John Flood

Personal information
- Full name: John Ernest Flood
- Date of birth: 21 October 1932
- Place of birth: Southampton, England
- Date of death: 13 May 2023 (aged 90)
- Height: 5 ft 6 in (1.68 m)
- Position: Winger

Youth career
- Pennington St. Marks
- 1949–1952: Southampton

Senior career*
- Years: Team / Apps / (Gls)
- 1952–1958: Southampton / 122 / (28)
- 1958–1959: Bournemouth / 17 / (3)
- 1959: Headington United / 1 / (0)
- Cowes
- Total:  / 139 / (31)

= John Flood (footballer, born 1932) =

English footballer (1932–2023)

John Ernest Flood (21 October 1932 – 13 May 2023) was an English professional footballer who played as a winger.

==Early life==
Flood was born in Southampton on 21 October 1932. He was one of eight brothers; his younger brother Raymond was a first-class cricketer.

==Career==
Flood was capped as an England schoolboy international.

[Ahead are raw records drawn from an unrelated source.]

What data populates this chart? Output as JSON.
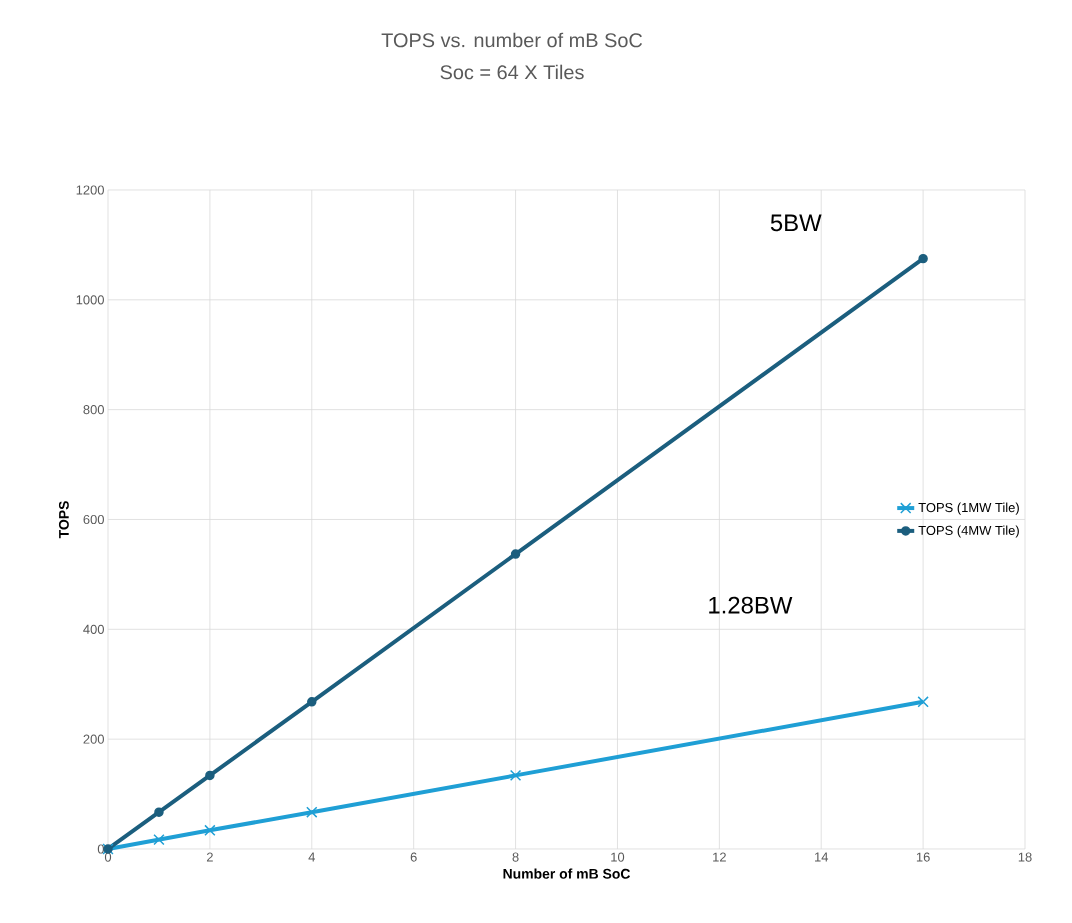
{
  "chart_data": {
    "type": "line",
    "title": "TOPS  vs. number of mB SoC",
    "subtitle": "Soc = 64 X Tiles",
    "xlabel": "Number of  mB SoC",
    "ylabel": "TOPS",
    "xlim": [
      0,
      18
    ],
    "xticks": [
      0,
      2,
      4,
      6,
      8,
      10,
      12,
      14,
      16,
      18
    ],
    "ylim": [
      0,
      1200
    ],
    "yticks": [
      0,
      200,
      400,
      600,
      800,
      1000,
      1200
    ],
    "x": [
      0,
      1,
      2,
      4,
      8,
      16
    ],
    "series": [
      {
        "name": "TOPS (1MW Tile)",
        "color": "#1f9fd5",
        "marker": "cross",
        "values": [
          0,
          17,
          34,
          67,
          134,
          268
        ]
      },
      {
        "name": "TOPS (4MW Tile)",
        "color": "#1b5e7e",
        "marker": "circle",
        "values": [
          0,
          67,
          134,
          268,
          537,
          1075
        ]
      }
    ],
    "annotations": [
      "5BW",
      "1.28BW"
    ],
    "grid": true,
    "legend": "right",
    "line_style": "solid"
  }
}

Flood joined Southampton from Pennington St. Marks in 1949 and played in the first team from 1952 to 1958, normally as a winger, making 129 appearances in all competitions and scoring 29 goals. His appearances coincided with Southampton's longest spell in Division 3. He later played 17 games in the Football League for Bournemouth, before joining Headington United, where he made 1 appearance in the Southern Football League in August 1959. He finished his career at Cowes.

== Death ==
Flood died on 13 May 2023, at the age of 90. At the time of his death, he was the oldest surviving former Southampton player.